A Novel Approach and Application to Dual String Design in Smart Well Completion

Abstract

Completion design is a very important phase in the development of a field, and it has evolved over the years with more sophisticated technology. One of the latest technology trends is the Intelligent Digital Oil fields, which although started decades ago has recently received rapid traction in past few years due to reduced costs and improvement in sensors and data storage. The starting point of this technology is the smart or intelligent well system (IWS). This system significantly improves reservoir management as it enables remote control and monitoring of downhole equipment’s. Consequently, this minimizes the need for any intervention and saves OPEX. However, the IWS has majorly being applied to a single string producer or injector. Previously, a single string completion is used across the multiple zones and hence must be commingled if the zones are to be produced simultaneously. The alternative to produce simultaneously without commingling is to use Dual string completions but they have a major drawback in that they always require some intervention to be done which is expensive. The aim of this project is therefore to test a novel idea of combining a Dual String completion with an Intelligent completion. A hypothetical field with three reservoir zones stacked was used for this study. The objective was to produce the lower zones through the long string as they had similar reservoir pressures and compatible fluids while the upper zone would produce through the short string as it is incompatible with the lower zones. Two cases were considered – with and without lower completions.

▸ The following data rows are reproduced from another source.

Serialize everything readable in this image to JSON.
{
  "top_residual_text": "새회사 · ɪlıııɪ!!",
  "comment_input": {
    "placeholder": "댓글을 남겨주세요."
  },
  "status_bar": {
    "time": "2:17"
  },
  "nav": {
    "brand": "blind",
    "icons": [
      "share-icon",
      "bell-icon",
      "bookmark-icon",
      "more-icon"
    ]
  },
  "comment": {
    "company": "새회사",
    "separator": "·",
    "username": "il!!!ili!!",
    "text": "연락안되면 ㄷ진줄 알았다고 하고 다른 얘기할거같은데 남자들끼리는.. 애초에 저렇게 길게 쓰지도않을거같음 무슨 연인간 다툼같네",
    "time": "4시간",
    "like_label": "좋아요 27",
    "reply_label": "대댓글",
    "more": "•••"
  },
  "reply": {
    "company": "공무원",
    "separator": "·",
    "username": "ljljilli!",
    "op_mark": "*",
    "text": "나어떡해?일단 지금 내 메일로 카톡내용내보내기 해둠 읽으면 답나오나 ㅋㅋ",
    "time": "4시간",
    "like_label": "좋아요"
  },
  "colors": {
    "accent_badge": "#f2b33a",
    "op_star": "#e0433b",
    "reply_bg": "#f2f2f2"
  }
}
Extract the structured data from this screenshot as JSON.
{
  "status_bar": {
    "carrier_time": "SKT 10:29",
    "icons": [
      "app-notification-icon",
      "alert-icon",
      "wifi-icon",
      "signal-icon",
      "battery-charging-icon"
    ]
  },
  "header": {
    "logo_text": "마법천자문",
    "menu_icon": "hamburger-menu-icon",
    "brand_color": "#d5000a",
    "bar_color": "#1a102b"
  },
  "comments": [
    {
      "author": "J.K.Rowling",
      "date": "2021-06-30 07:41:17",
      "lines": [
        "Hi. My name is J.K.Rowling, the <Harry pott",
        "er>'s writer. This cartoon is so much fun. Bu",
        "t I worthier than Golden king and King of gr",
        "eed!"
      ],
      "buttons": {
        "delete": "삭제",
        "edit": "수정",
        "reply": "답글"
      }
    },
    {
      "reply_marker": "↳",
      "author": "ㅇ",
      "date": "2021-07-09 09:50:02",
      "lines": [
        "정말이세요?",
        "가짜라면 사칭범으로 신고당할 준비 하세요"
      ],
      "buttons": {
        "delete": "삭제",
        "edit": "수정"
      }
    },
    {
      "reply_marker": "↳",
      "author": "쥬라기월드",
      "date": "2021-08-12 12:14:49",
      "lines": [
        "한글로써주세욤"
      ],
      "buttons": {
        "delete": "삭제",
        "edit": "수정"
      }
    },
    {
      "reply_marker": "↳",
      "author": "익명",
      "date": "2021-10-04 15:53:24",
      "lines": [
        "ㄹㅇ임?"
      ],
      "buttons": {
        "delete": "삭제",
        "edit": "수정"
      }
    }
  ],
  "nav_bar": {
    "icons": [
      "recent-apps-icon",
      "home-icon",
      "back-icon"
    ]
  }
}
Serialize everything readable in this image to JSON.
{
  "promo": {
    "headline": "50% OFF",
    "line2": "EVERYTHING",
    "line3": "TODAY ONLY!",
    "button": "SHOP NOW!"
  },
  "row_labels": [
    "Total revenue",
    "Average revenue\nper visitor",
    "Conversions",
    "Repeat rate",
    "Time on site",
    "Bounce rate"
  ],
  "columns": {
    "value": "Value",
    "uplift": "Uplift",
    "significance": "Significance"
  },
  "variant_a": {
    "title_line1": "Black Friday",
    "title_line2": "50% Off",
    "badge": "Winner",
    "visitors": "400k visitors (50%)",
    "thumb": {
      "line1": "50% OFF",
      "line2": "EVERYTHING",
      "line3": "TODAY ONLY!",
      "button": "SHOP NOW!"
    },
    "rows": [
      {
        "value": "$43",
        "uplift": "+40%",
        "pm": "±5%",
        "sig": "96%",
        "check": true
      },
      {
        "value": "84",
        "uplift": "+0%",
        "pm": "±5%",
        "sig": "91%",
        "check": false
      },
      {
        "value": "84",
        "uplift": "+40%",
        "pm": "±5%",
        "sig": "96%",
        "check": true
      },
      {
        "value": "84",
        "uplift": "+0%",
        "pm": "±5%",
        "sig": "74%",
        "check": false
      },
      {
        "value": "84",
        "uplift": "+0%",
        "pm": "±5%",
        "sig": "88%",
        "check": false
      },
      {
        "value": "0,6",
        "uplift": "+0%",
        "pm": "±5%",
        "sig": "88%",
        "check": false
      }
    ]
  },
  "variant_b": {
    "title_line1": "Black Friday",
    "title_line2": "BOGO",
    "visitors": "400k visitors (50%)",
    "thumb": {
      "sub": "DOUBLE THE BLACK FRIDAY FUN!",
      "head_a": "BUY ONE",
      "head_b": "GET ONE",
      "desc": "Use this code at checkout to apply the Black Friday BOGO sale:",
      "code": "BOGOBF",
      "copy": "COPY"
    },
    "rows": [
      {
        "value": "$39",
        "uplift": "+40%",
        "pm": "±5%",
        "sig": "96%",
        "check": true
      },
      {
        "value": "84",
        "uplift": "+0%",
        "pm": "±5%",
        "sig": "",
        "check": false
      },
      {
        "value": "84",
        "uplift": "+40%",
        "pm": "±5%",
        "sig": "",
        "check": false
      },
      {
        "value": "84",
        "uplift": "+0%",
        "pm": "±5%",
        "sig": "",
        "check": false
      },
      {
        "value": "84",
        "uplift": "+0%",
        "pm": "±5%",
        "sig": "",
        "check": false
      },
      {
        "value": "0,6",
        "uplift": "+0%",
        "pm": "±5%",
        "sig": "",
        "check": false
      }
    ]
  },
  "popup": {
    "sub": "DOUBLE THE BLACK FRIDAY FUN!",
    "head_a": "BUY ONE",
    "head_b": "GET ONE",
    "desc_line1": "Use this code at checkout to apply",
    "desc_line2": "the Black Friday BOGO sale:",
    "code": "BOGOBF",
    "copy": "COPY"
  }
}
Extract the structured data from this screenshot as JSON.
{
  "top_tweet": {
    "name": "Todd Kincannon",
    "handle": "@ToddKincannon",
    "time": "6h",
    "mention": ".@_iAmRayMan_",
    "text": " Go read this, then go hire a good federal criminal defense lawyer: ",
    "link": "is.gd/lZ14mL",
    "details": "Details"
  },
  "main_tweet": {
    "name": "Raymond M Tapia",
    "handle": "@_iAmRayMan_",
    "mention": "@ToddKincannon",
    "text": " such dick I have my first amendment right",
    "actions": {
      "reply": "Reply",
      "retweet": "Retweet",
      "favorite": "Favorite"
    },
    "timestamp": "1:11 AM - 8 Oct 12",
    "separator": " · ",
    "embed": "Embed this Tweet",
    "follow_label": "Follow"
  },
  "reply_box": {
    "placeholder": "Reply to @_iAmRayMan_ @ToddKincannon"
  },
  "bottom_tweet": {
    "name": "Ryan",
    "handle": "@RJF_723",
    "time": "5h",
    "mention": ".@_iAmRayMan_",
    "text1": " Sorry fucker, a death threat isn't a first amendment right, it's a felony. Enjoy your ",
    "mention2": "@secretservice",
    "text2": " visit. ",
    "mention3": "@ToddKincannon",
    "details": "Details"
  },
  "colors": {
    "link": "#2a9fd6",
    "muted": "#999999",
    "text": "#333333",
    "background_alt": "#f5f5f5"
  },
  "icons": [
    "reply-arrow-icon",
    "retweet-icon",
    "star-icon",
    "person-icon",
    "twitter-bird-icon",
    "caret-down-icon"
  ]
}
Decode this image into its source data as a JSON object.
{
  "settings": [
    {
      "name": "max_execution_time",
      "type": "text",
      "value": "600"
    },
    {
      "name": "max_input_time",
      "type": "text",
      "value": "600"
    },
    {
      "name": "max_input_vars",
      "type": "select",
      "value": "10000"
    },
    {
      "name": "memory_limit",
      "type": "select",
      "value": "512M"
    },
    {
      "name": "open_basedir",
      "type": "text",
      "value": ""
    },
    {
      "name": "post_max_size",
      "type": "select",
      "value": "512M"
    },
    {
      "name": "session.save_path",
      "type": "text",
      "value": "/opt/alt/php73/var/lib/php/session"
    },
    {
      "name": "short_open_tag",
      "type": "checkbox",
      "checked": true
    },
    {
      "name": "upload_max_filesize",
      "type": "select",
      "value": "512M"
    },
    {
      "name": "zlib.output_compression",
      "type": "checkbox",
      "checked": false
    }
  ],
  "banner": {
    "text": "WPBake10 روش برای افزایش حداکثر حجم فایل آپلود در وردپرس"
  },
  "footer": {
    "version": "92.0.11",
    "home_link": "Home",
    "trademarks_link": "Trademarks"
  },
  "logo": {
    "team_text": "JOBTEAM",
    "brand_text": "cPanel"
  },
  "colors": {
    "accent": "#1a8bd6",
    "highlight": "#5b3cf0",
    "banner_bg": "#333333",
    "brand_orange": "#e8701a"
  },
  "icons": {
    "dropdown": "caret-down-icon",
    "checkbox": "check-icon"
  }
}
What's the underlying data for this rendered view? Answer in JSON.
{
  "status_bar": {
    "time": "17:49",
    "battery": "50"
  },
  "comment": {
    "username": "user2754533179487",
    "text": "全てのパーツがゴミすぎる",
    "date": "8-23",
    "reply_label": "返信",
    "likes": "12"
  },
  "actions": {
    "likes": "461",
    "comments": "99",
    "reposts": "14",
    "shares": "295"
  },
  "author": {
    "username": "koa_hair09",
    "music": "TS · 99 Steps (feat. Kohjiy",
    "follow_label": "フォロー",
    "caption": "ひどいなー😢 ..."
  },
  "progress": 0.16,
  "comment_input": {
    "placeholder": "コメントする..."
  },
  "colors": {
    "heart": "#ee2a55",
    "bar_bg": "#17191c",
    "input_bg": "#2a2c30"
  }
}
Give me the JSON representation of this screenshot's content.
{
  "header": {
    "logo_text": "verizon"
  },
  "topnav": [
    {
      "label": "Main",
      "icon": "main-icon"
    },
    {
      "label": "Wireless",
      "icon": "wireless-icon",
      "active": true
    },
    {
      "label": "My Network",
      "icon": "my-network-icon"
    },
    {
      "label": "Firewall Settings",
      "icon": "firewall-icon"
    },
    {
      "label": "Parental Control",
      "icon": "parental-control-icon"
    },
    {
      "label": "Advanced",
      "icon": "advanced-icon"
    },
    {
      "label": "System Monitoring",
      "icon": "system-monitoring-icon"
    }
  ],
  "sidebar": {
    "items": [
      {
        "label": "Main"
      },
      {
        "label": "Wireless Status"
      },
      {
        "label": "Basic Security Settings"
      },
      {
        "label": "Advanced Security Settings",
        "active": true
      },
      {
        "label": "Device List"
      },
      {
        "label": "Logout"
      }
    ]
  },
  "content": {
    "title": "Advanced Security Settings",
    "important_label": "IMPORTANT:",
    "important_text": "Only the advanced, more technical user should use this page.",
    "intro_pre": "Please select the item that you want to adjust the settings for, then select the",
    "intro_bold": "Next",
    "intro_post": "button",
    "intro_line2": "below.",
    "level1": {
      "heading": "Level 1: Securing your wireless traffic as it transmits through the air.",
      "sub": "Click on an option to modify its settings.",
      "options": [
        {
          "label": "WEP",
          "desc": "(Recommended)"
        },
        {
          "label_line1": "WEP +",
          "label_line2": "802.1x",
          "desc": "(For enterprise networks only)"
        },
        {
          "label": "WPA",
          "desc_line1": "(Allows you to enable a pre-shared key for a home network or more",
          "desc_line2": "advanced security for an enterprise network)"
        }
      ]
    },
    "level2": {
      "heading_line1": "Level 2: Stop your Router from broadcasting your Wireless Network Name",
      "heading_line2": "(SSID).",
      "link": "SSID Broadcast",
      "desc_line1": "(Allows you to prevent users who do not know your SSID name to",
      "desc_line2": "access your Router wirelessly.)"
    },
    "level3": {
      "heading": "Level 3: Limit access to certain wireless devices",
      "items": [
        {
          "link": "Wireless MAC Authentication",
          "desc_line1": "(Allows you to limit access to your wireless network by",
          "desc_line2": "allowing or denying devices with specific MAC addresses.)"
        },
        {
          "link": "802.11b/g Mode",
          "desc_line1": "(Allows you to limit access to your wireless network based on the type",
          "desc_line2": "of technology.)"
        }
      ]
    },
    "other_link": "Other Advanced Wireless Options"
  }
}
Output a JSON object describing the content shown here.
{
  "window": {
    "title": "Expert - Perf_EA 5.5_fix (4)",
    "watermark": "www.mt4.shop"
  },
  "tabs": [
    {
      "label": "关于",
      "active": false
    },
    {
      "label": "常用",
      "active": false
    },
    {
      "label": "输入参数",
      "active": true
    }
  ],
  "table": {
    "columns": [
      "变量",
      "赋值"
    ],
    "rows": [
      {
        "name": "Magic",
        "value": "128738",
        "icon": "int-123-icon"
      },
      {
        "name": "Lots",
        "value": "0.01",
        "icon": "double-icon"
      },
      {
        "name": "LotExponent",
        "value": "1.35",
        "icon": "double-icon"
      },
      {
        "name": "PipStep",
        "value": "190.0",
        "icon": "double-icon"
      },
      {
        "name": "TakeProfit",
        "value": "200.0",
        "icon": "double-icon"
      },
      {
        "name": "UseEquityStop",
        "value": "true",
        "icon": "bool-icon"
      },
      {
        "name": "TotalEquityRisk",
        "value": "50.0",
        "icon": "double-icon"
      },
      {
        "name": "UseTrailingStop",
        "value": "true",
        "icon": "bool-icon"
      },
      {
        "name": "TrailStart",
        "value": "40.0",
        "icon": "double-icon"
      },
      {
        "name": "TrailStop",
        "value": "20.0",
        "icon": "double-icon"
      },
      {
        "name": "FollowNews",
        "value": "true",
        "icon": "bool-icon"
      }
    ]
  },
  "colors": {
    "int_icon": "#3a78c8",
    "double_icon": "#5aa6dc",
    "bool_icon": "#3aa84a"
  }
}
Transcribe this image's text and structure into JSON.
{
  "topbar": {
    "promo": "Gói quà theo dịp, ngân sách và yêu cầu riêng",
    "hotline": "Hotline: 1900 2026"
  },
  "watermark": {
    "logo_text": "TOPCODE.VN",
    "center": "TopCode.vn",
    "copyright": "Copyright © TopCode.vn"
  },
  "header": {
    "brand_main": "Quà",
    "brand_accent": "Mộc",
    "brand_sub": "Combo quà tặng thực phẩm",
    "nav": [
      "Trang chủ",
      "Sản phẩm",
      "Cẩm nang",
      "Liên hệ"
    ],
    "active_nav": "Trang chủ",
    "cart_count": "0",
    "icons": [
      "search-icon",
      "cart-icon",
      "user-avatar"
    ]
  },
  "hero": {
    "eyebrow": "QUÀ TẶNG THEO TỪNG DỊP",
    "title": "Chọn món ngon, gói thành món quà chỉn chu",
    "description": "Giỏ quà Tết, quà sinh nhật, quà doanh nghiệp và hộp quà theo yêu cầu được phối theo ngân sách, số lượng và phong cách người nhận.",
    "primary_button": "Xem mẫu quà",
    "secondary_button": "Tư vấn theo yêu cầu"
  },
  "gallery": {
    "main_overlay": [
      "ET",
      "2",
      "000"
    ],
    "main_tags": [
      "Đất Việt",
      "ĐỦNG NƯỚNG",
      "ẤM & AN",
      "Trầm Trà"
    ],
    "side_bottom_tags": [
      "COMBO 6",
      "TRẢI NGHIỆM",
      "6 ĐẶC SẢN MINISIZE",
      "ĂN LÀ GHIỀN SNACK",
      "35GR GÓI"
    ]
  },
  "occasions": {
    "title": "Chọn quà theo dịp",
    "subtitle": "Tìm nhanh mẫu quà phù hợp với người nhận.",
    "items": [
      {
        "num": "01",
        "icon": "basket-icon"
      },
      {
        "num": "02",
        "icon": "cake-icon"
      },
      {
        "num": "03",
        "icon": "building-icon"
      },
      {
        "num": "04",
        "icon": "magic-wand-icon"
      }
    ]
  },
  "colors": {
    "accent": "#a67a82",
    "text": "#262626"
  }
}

The major difference in these cases was the position of the accessories. The adopted design uses a feed-through dual packer, two ICVs, and a dual gauge on the long string above the gravel pack packer and on the short string, a permanent gauge is placed above the feed-through dual packer and a total of 6 control lines is required. It is concluded that the design is feasible in both cases, and it solves the short comings of the dual string completions currently being used. The critical consideration is the well architecture. The knowledge from this paper serves as a foundation for what could become a new standard design for smart completions.